I have a confession: I don't actually make the Yorkshire Puddings in my house. I live with a Yorkshireman who is very particular about them, so I am not allowed to meddle in this part of a roast. We should all play to our strengths, after all. I have, however, plundered his knowledge so I can share some tips and tricks with you for this very important part of Christmas Dinner. Frozen Yorkshire Puddings are an abomination, and you should go without rather than have them grace your plate on the big day, but I can see the appeal; making Yorkshire Puddings involves hot fat, some tricky manoeuvring and a little bit of patience, all of which is quite difficult just when everything else is coming to the boil. They are, however, quite simple in design - just three ingredients (plus oil) and a fast cooking time. I've got some extra tips coming on Monday on how to fit everything together so you don't get in a flap, but for now, here's how to cook your Yorkshire Puddings:
- Stick to the Formula - 1 cup of flour, 1 cup of milk & 1 egg. Every time. We use a standard sized mug & a large egg, which makes more than enough batter for 12 Yorkshire Puddings.
- Whizz it Up! If you have a hand blender or electric whisk, now is the time to use it. The more air you can get into the batter, the better your puddings will be. Mix until smooth and then keep on mixing. Alternatively, prepare to put in a lot of elbow grease.

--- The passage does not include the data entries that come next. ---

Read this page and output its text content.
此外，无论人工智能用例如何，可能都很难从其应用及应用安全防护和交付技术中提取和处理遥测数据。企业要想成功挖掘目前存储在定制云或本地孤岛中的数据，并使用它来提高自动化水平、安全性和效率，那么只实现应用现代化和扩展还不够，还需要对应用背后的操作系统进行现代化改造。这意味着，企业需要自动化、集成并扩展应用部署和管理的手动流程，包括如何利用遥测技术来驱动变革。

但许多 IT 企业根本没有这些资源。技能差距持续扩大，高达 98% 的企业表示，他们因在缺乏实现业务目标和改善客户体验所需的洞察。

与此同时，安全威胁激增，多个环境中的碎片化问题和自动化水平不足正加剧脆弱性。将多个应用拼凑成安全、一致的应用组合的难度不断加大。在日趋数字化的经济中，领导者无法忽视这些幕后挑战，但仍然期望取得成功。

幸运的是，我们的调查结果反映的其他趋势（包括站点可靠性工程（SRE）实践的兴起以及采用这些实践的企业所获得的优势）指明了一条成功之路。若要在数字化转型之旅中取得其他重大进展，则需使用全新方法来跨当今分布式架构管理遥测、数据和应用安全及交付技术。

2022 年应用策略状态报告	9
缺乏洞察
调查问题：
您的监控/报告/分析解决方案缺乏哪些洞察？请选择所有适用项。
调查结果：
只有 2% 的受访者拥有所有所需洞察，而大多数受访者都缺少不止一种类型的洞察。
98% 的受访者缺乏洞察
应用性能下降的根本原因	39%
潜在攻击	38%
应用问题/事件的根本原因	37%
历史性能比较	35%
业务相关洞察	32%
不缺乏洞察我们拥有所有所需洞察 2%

- Use a Jug - I know it's extra washing up, but pouring the batter into a jug will make the whole process so much easier (and a little safer, too).
- Get it Nice & Hot - This is the tricky part so it's time to concentrate! Place a cupcake tin (or Yorkshire Pudding pan, if you have one!) onto the hob and turn them on so it's heating through. Pour a good amount of oil into each hole, and wait until it just starts to smoke. This is when you should pour in your batter - there should be enough so each hole is about level. Turn off the heat and transfer it to the oven, which should be heated to 200C.
- Don't Open the Door - As with sponge cakes and souffles, keeping the door closed will allow your Yorkshires to rise nicely and go a nice brown colour. This is where a little organisation comes in, because ideally you don't want to open the door for the 10-15 minutes the Yorkshire Puddings will take to cook.
- Enjoy! Once they're ready, just pop them out of the oven and serve. Cover in gravy, dip in sauce, or just eat them as they are!